Other companies announcing plans to return cash to shareholders include Facebook Inc, which announced a $9 billion buyback program when it reported earnings last week, and AbbVie Inc, which plans a tender offer starting as early as May 1 to buy up to $7.5 billion of its stock. Broadcom Inc unveiled a $12 billion buyback program on April 13.
yup, the rich get richer and the middle class gets 100 bucks a month. Thank you for solidifying my point.
5/3/2018 9:35 AM
Does $100 per month help? Worry about yourself. Think about it. There is always someone wealthier. We cannot all be Bill Gates. Apple employs 1000s of people and the market for fixing phones, apps, etc. is huge. Apple does give back and support the middle class both directly and indirectly.

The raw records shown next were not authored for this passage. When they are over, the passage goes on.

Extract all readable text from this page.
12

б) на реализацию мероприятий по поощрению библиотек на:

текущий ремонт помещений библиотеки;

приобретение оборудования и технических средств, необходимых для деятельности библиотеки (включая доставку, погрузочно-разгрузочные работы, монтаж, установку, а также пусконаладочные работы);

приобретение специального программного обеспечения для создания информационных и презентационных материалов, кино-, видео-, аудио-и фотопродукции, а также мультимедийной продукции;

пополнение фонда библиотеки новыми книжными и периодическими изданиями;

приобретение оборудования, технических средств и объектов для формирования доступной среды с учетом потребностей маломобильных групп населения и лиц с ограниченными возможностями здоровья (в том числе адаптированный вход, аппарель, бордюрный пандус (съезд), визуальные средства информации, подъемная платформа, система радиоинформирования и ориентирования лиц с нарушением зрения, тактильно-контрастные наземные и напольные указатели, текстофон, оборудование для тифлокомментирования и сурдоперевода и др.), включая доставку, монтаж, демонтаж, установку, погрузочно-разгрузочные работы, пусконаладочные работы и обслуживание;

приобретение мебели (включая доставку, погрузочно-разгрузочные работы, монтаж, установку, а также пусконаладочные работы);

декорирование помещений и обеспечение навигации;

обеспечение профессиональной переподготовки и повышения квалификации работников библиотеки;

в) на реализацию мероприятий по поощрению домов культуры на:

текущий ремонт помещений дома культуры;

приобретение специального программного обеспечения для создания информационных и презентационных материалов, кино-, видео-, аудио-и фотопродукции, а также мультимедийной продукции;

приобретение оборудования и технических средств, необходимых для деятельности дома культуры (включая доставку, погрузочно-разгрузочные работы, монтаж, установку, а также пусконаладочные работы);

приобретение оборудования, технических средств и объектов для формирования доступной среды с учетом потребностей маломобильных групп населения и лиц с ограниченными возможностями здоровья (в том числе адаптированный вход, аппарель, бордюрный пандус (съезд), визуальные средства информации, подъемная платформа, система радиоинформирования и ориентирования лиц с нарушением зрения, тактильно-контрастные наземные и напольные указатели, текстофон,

Why are you so focused on wealth sharing? I am perfectly happy with $100 / month. $100 more than I would have had?
5/3/2018 10:33 AM
Come on cccp, this would be such a much better Country if those who have lots of money would simply start handing it over to those with no money. That would certainly inspire those with no money to start working harder (or at all) and being more responsible.
5/3/2018 10:46 AM
I am just not following Taint's logic.
5/3/2018 11:42 AM
I wouldn't expect either of you to understand the problems that occur with extreme income inequality..by the way ours is worse than many 3rd world nations. Neither of you are exactly bright with finance smarts.


CCCPtape doesn't even know the difference between a tax deduction and tax credit, so I'm not surprised on that end. All3 is just a dumbfuck, so there's no surprise there either really.


5/4/2018 12:08 AM
Posted by The Taint on 5/4/2018 12:08:00 AM (view original):
I wouldn't expect either of you to understand the problems that occur with extreme income inequality..by the way ours is worse than many 3rd world nations. Neither of you are exactly bright with finance smarts.


CCCPtape doesn't even know the difference between a tax deduction and tax credit, so I'm not surprised on that end. All3 is just a dumbfuck, so there's no surprise there either really.


Taint, you're smarter than this. Just because the gap may be larger doesn't mean that the poor in America are worse off. The poor in America actually do pretty well compared to those in 3rd world countries. You know this, but you have become so blinded by liberal rhetoric.
5/4/2018 12:48 AM
weren't you the guy who said young kids think they k now more than they do and should probably listen more than speak?

take your own advice here
5/4/2018 12:55 AM
Okay, fine. Educate me. Do the poor in America not have it much better than most people in 3rd world countries?
5/4/2018 12:59 AM
https://www.forbes.com/sites/timworstall/2013/06/01/astonishing-numbers-americas-poor-still-live-better-than-most-of-the-rest-of-humanity/#6084c70254ef

Forbes seems to agree with me, but i'm open to hearing your take as well.